Because of the increasing dependence of academia and the general populace on an ever-broadening quantity of information existing in a growing range of type of sources of information, it is important that individual disciplines include an Information Literacy requirement within their programs.  The following list, found on the Augustana Library website, identifies more specifically the skills that students should possess to satisfy this requirement. An information literate individual is able to determine the extent of information needed, access the needed information effectively and efficiently, evaluate information and its sources critically, incorporate selected information into their knowledge base, use information effectively to accomplish a specific purpose, and understand the economic, legal, and social issues surrounding the use of information and access and use information ethically and legally (see ACRL Information Literacy Competency Standards for Higher Education. 2000. www.ala.org/ala/acrl/acrlstandards/informationliteracycompetency.htm).

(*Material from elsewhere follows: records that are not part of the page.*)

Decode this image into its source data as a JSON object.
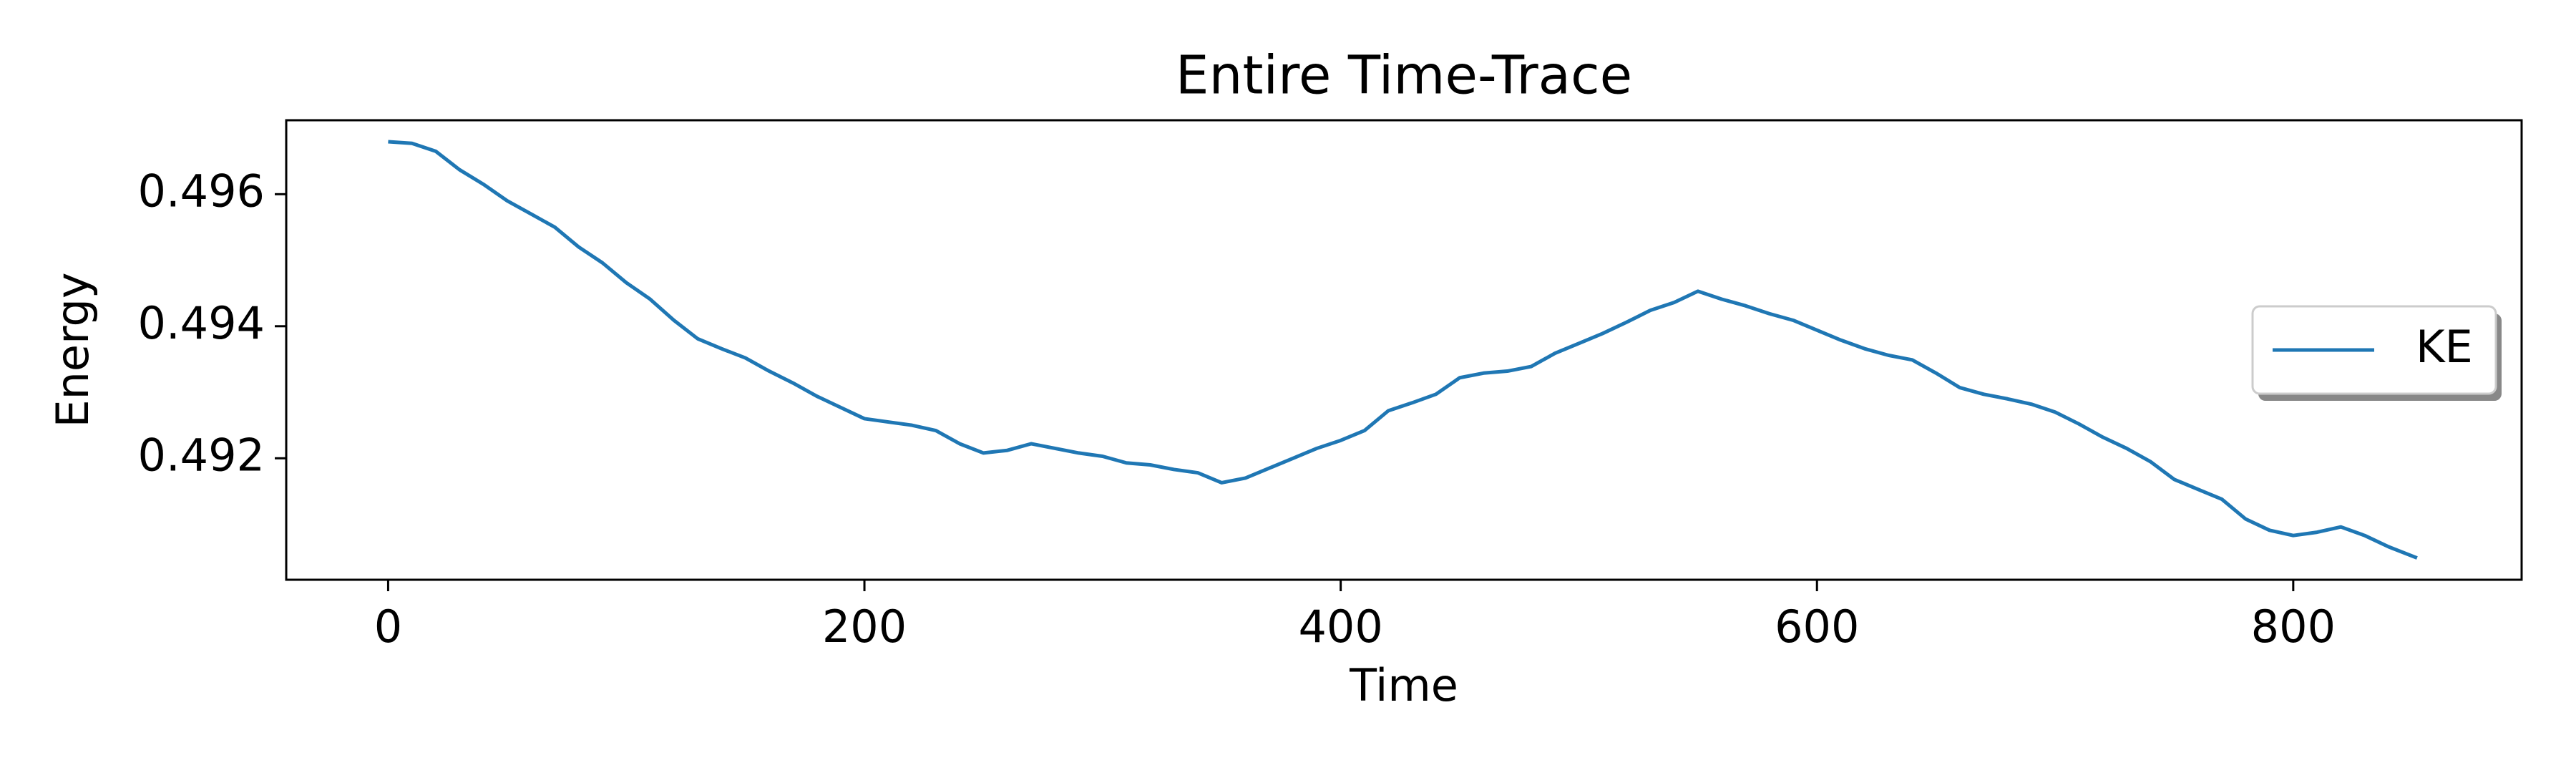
{
  "chart_data": {
    "type": "line",
    "title": "Entire Time-Trace",
    "xlabel": "Time",
    "ylabel": "Energy",
    "x": [
      0,
      10,
      20,
      30,
      40,
      50,
      60,
      70,
      80,
      90,
      100,
      110,
      120,
      130,
      140,
      150,
      160,
      170,
      180,
      190,
      200,
      210,
      220,
      230,
      240,
      250,
      260,
      270,
      280,
      290,
      300,
      310,
      320,
      330,
      340,
      350,
      360,
      370,
      380,
      390,
      400,
      410,
      420,
      430,
      440,
      450,
      460,
      470,
      480,
      490,
      500,
      510,
      520,
      530,
      540,
      550,
      560,
      570,
      580,
      590,
      600,
      610,
      620,
      630,
      640,
      650,
      660,
      670,
      680,
      690,
      700,
      710,
      720,
      730,
      740,
      750,
      760,
      770,
      780,
      790,
      800,
      810,
      820,
      830,
      840,
      852
    ],
    "series": [
      {
        "name": "KE",
        "color": "#1f77b4",
        "values": [
          0.496795,
          0.49677,
          0.49665,
          0.49637,
          0.49615,
          0.4959,
          0.4957,
          0.4955,
          0.4952,
          0.49496,
          0.49466,
          0.49441,
          0.49409,
          0.49381,
          0.49366,
          0.49352,
          0.49332,
          0.49314,
          0.49294,
          0.49277,
          0.4926,
          0.49255,
          0.4925,
          0.49242,
          0.49222,
          0.49208,
          0.49212,
          0.49222,
          0.49215,
          0.49208,
          0.49203,
          0.49193,
          0.4919,
          0.49183,
          0.49178,
          0.49163,
          0.4917,
          0.49185,
          0.492,
          0.49215,
          0.49227,
          0.49242,
          0.49272,
          0.49284,
          0.49297,
          0.49322,
          0.49329,
          0.49332,
          0.49339,
          0.49359,
          0.49374,
          0.49389,
          0.49406,
          0.49424,
          0.49436,
          0.49453,
          0.49441,
          0.49431,
          0.49419,
          0.49409,
          0.49394,
          0.49379,
          0.49366,
          0.49356,
          0.49349,
          0.49329,
          0.49307,
          0.49297,
          0.4929,
          0.49282,
          0.4927,
          0.49252,
          0.49232,
          0.49215,
          0.49195,
          0.49168,
          0.49153,
          0.49138,
          0.49108,
          0.49091,
          0.49083,
          0.49088,
          0.49096,
          0.49083,
          0.49066,
          0.49049
        ]
      }
    ],
    "xlim": [
      -42.8,
      895.9
    ],
    "xticks": [
      0,
      200,
      400,
      600,
      800
    ],
    "ylim": [
      0.49016,
      0.49712
    ],
    "yticks": [
      0.492,
      0.494,
      0.496
    ],
    "legend": "center right"
  }
}
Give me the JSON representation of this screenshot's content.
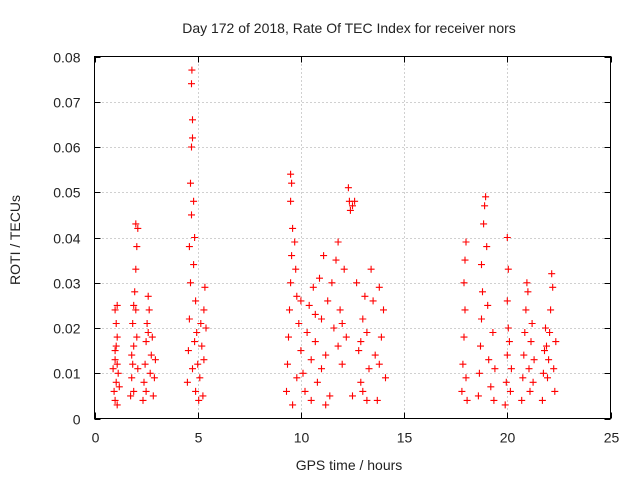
{
  "chart_data": {
    "type": "scatter",
    "title": "Day 172 of 2018, Rate Of TEC Index for receiver nors",
    "xlabel": "GPS time / hours",
    "ylabel": "ROTI / TECUs",
    "xlim": [
      0,
      25
    ],
    "ylim": [
      0,
      0.08
    ],
    "x_ticks": [
      0,
      5,
      10,
      15,
      20,
      25
    ],
    "x_tick_labels": [
      "0",
      "5",
      "10",
      "15",
      "20",
      "25"
    ],
    "y_ticks": [
      0,
      0.01,
      0.02,
      0.03,
      0.04,
      0.05,
      0.06,
      0.07,
      0.08
    ],
    "y_tick_labels": [
      "0",
      "0.01",
      "0.02",
      "0.03",
      "0.04",
      "0.05",
      "0.06",
      "0.07",
      "0.08"
    ],
    "grid": true,
    "marker": "+",
    "color": "#ff0000",
    "series": [
      {
        "name": "ROTI",
        "points": [
          [
            1.0,
            0.004
          ],
          [
            1.05,
            0.008
          ],
          [
            1.1,
            0.012
          ],
          [
            1.0,
            0.015
          ],
          [
            1.1,
            0.018
          ],
          [
            1.05,
            0.021
          ],
          [
            1.0,
            0.024
          ],
          [
            1.1,
            0.025
          ],
          [
            0.95,
            0.006
          ],
          [
            1.15,
            0.01
          ],
          [
            1.0,
            0.013
          ],
          [
            1.1,
            0.003
          ],
          [
            1.05,
            0.016
          ],
          [
            1.2,
            0.007
          ],
          [
            0.9,
            0.011
          ],
          [
            1.75,
            0.005
          ],
          [
            1.8,
            0.009
          ],
          [
            1.85,
            0.012
          ],
          [
            1.9,
            0.016
          ],
          [
            1.85,
            0.021
          ],
          [
            1.9,
            0.025
          ],
          [
            1.95,
            0.028
          ],
          [
            2.0,
            0.033
          ],
          [
            2.05,
            0.038
          ],
          [
            2.1,
            0.042
          ],
          [
            2.0,
            0.043
          ],
          [
            1.8,
            0.014
          ],
          [
            2.05,
            0.018
          ],
          [
            1.9,
            0.006
          ],
          [
            2.1,
            0.011
          ],
          [
            2.0,
            0.024
          ],
          [
            2.35,
            0.004
          ],
          [
            2.4,
            0.008
          ],
          [
            2.45,
            0.012
          ],
          [
            2.5,
            0.017
          ],
          [
            2.55,
            0.021
          ],
          [
            2.6,
            0.027
          ],
          [
            2.65,
            0.024
          ],
          [
            2.5,
            0.006
          ],
          [
            2.7,
            0.01
          ],
          [
            2.75,
            0.014
          ],
          [
            2.8,
            0.018
          ],
          [
            2.9,
            0.009
          ],
          [
            2.85,
            0.005
          ],
          [
            2.95,
            0.013
          ],
          [
            2.6,
            0.019
          ],
          [
            4.5,
            0.008
          ],
          [
            4.55,
            0.015
          ],
          [
            4.6,
            0.022
          ],
          [
            4.65,
            0.03
          ],
          [
            4.6,
            0.038
          ],
          [
            4.7,
            0.045
          ],
          [
            4.65,
            0.052
          ],
          [
            4.7,
            0.06
          ],
          [
            4.75,
            0.066
          ],
          [
            4.7,
            0.074
          ],
          [
            4.72,
            0.077
          ],
          [
            4.75,
            0.062
          ],
          [
            4.8,
            0.048
          ],
          [
            4.85,
            0.04
          ],
          [
            4.8,
            0.034
          ],
          [
            4.9,
            0.026
          ],
          [
            4.95,
            0.019
          ],
          [
            5.0,
            0.012
          ],
          [
            4.9,
            0.006
          ],
          [
            5.1,
            0.009
          ],
          [
            5.2,
            0.016
          ],
          [
            5.3,
            0.024
          ],
          [
            5.35,
            0.029
          ],
          [
            5.25,
            0.005
          ],
          [
            5.15,
            0.021
          ],
          [
            5.05,
            0.004
          ],
          [
            4.85,
            0.017
          ],
          [
            4.75,
            0.011
          ],
          [
            5.3,
            0.013
          ],
          [
            5.4,
            0.02
          ],
          [
            9.3,
            0.006
          ],
          [
            9.35,
            0.012
          ],
          [
            9.4,
            0.018
          ],
          [
            9.45,
            0.024
          ],
          [
            9.5,
            0.03
          ],
          [
            9.55,
            0.036
          ],
          [
            9.6,
            0.042
          ],
          [
            9.5,
            0.048
          ],
          [
            9.55,
            0.052
          ],
          [
            9.5,
            0.054
          ],
          [
            9.7,
            0.039
          ],
          [
            9.75,
            0.033
          ],
          [
            9.8,
            0.027
          ],
          [
            9.9,
            0.021
          ],
          [
            10.0,
            0.015
          ],
          [
            10.1,
            0.01
          ],
          [
            10.2,
            0.006
          ],
          [
            10.3,
            0.019
          ],
          [
            10.4,
            0.025
          ],
          [
            10.5,
            0.013
          ],
          [
            10.6,
            0.029
          ],
          [
            10.7,
            0.017
          ],
          [
            10.8,
            0.008
          ],
          [
            10.9,
            0.031
          ],
          [
            11.0,
            0.022
          ],
          [
            11.1,
            0.036
          ],
          [
            11.2,
            0.014
          ],
          [
            11.3,
            0.026
          ],
          [
            11.4,
            0.005
          ],
          [
            11.5,
            0.03
          ],
          [
            11.6,
            0.02
          ],
          [
            11.7,
            0.035
          ],
          [
            11.8,
            0.039
          ],
          [
            11.9,
            0.024
          ],
          [
            12.0,
            0.012
          ],
          [
            12.1,
            0.033
          ],
          [
            12.2,
            0.018
          ],
          [
            12.3,
            0.051
          ],
          [
            12.35,
            0.048
          ],
          [
            12.4,
            0.046
          ],
          [
            12.5,
            0.047
          ],
          [
            12.6,
            0.048
          ],
          [
            12.7,
            0.03
          ],
          [
            12.8,
            0.015
          ],
          [
            12.9,
            0.008
          ],
          [
            13.0,
            0.022
          ],
          [
            13.1,
            0.027
          ],
          [
            13.2,
            0.019
          ],
          [
            13.3,
            0.011
          ],
          [
            13.4,
            0.033
          ],
          [
            13.5,
            0.026
          ],
          [
            13.6,
            0.014
          ],
          [
            13.7,
            0.004
          ],
          [
            13.8,
            0.029
          ],
          [
            13.9,
            0.018
          ],
          [
            14.0,
            0.024
          ],
          [
            14.1,
            0.009
          ],
          [
            9.6,
            0.003
          ],
          [
            10.5,
            0.004
          ],
          [
            11.2,
            0.003
          ],
          [
            12.5,
            0.005
          ],
          [
            13.2,
            0.004
          ],
          [
            10.0,
            0.026
          ],
          [
            11.0,
            0.011
          ],
          [
            12.0,
            0.021
          ],
          [
            13.0,
            0.006
          ],
          [
            9.8,
            0.009
          ],
          [
            10.7,
            0.023
          ],
          [
            11.8,
            0.016
          ],
          [
            12.9,
            0.017
          ],
          [
            13.8,
            0.012
          ],
          [
            17.8,
            0.006
          ],
          [
            17.85,
            0.012
          ],
          [
            17.9,
            0.018
          ],
          [
            17.95,
            0.024
          ],
          [
            17.9,
            0.03
          ],
          [
            17.95,
            0.035
          ],
          [
            18.0,
            0.039
          ],
          [
            18.05,
            0.004
          ],
          [
            18.0,
            0.009
          ],
          [
            18.6,
            0.005
          ],
          [
            18.65,
            0.01
          ],
          [
            18.7,
            0.016
          ],
          [
            18.75,
            0.022
          ],
          [
            18.8,
            0.028
          ],
          [
            18.75,
            0.034
          ],
          [
            18.85,
            0.043
          ],
          [
            18.9,
            0.047
          ],
          [
            18.95,
            0.049
          ],
          [
            19.0,
            0.038
          ],
          [
            19.05,
            0.025
          ],
          [
            19.1,
            0.013
          ],
          [
            19.2,
            0.007
          ],
          [
            19.3,
            0.019
          ],
          [
            19.4,
            0.011
          ],
          [
            19.35,
            0.004
          ],
          [
            19.9,
            0.003
          ],
          [
            19.95,
            0.008
          ],
          [
            20.0,
            0.014
          ],
          [
            20.05,
            0.02
          ],
          [
            20.0,
            0.026
          ],
          [
            20.05,
            0.033
          ],
          [
            20.0,
            0.04
          ],
          [
            20.1,
            0.017
          ],
          [
            20.15,
            0.006
          ],
          [
            20.2,
            0.011
          ],
          [
            20.7,
            0.004
          ],
          [
            20.75,
            0.009
          ],
          [
            20.8,
            0.014
          ],
          [
            20.85,
            0.019
          ],
          [
            20.9,
            0.024
          ],
          [
            20.95,
            0.03
          ],
          [
            21.0,
            0.028
          ],
          [
            21.05,
            0.011
          ],
          [
            21.1,
            0.006
          ],
          [
            21.15,
            0.017
          ],
          [
            21.2,
            0.021
          ],
          [
            21.25,
            0.008
          ],
          [
            21.3,
            0.013
          ],
          [
            21.7,
            0.004
          ],
          [
            21.75,
            0.01
          ],
          [
            21.8,
            0.015
          ],
          [
            21.85,
            0.02
          ],
          [
            21.9,
            0.016
          ],
          [
            21.95,
            0.009
          ],
          [
            22.0,
            0.013
          ],
          [
            22.05,
            0.019
          ],
          [
            22.1,
            0.024
          ],
          [
            22.15,
            0.032
          ],
          [
            22.2,
            0.029
          ],
          [
            22.25,
            0.011
          ],
          [
            22.3,
            0.006
          ],
          [
            22.35,
            0.017
          ]
        ]
      }
    ]
  }
}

The ability to speak clearly and well in public is another skill that the faculty has recognized as an important facet to be developed in university students.  However, given the large amount of class time that must be devoted to allow students to give oral presentations, the speaking skill requirement is clearly the most problematic for our disciplines. Consequently, disciplines have proposed a variety of models for satisfying this requirement.


There is little doubt that one of the principal goals of the university is to teach students to write well.  Augustana has demonstrated its commitment to this goal by requiring writing assignments such as essays, assignments, or lab reports as regular course components in a wide range of courses offered by most disciplines. This commitment demonstrates a strong desire to encourage writing across the curriculum, and the inclusion of writing skills in the skills list reinforces this commitment. This commitment can also be seen in the establishment of the Writing Centre, and in the encouragement that all disciplines recommend that their students consult this centre.